Two more edge functions handle all external data access:

query is the read API. It accepts user JWTs, fd_sec_ secret keys, or fd_mcp_ MCP keys. Routes include scores, issues, alerts, deploys, trends, sessions, recommendations, revenue, raw event export, and MCP context. Rate limited to 100 requests per minute per org.

manage is the write API. JWT only, no API keys. It handles CRUD for orgs, sites, environments, API keys, SDK configs, alert rules, issues, members, webhooks, integrations, and billing. Rate limited to 30 requests per minute per org. Admin-only routes verify the user's role before proceeding.

What the frontend can and can't do

The frontend app (apps/web) uses the Supabase client for one thing: authentication. Every supabase.auth.* call is allowed. Every data query goes through the query edge function. Every write goes through manage.

This is enforced by RLS. All 23 tables have row-level security enabled. The anon role is revoked on all data tables. The authenticated role is revoked on service-only tables (alert delivery queue, Slack messages, scheduled tasks, Stripe events, waitlist). The only way to read or write data is through the edge functions, which authenticate every request and verify org membership before touching a row.

Key types

PrefixWhere it's usedWhat it can do
fd_pub_Browser SDKSend signals to ingest. Nothing else.
fd_sec_Your serverRead data via query API, record deploys
fd_mcp_AI assistantsRead data via MCP bridge, scoped per key

All keys are stored as HMAC-SHA256 hashes.
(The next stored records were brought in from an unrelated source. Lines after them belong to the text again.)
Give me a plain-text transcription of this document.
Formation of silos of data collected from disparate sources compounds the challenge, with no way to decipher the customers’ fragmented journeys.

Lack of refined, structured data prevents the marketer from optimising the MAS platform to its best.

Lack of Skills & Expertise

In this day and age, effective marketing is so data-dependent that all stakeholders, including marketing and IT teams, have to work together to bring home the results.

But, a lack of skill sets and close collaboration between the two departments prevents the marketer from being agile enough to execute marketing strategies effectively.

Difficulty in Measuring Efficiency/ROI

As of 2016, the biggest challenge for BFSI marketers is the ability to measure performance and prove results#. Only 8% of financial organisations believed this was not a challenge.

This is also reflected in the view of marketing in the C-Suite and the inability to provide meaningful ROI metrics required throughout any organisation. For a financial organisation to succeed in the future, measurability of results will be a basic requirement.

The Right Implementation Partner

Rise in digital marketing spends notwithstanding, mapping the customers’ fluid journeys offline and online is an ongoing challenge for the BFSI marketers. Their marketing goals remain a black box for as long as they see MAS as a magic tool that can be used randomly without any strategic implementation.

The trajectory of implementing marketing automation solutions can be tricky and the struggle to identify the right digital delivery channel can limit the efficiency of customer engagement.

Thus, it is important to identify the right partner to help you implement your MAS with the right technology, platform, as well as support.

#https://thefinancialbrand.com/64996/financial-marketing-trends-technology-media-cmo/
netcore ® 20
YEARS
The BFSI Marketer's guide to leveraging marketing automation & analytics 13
The raw key is shown once at creation and never stored.

Data flow diagram

Browser SDK
    |
    | POST /ingest (fd_pub_ key, event batch)
    v
[ingest] --> events table, signals table, sessions table
    |
    | async invoke
    v
[compute-scores] --> page_scores table, score_history table
    |                   |
    |                   | back-fills confusion_after on recent deploys
    |                   v
    |               deploys table
    | async invoke
    v
[process-issues] --> ux_issues table, issue_signal_evidence table
    |
    v
[process-alerts] --> alerts table, alert_delivery_queue, webhook_deliveries
    |                   |
    +-------------------+
    |                   |
    v                   v
[webhooks]          [slack]
    |                   |
    v                   v
Your endpoint       Slack channel

Where things run

ComponentRuntimeLocation
Browser SDKBrowser JSYour users' browsers
Edge functionsDeno (Supabase)Supabase edge network
DatabasePostgreSQL 15Supabase managed
Frontend shellNext.js App RouterVercel edge
MCP workerCloudflare WorkerCloudflare edge

The apps/web frontend on Vercel serves the auth callback, middleware, an /api/v1 proxy to edge functions, and a /d.js redirect to the CDN-hosted SDK script. It doesn't render a dashboard UI directly. The proxy layer means your frontend code never needs to know about Supabase URLs.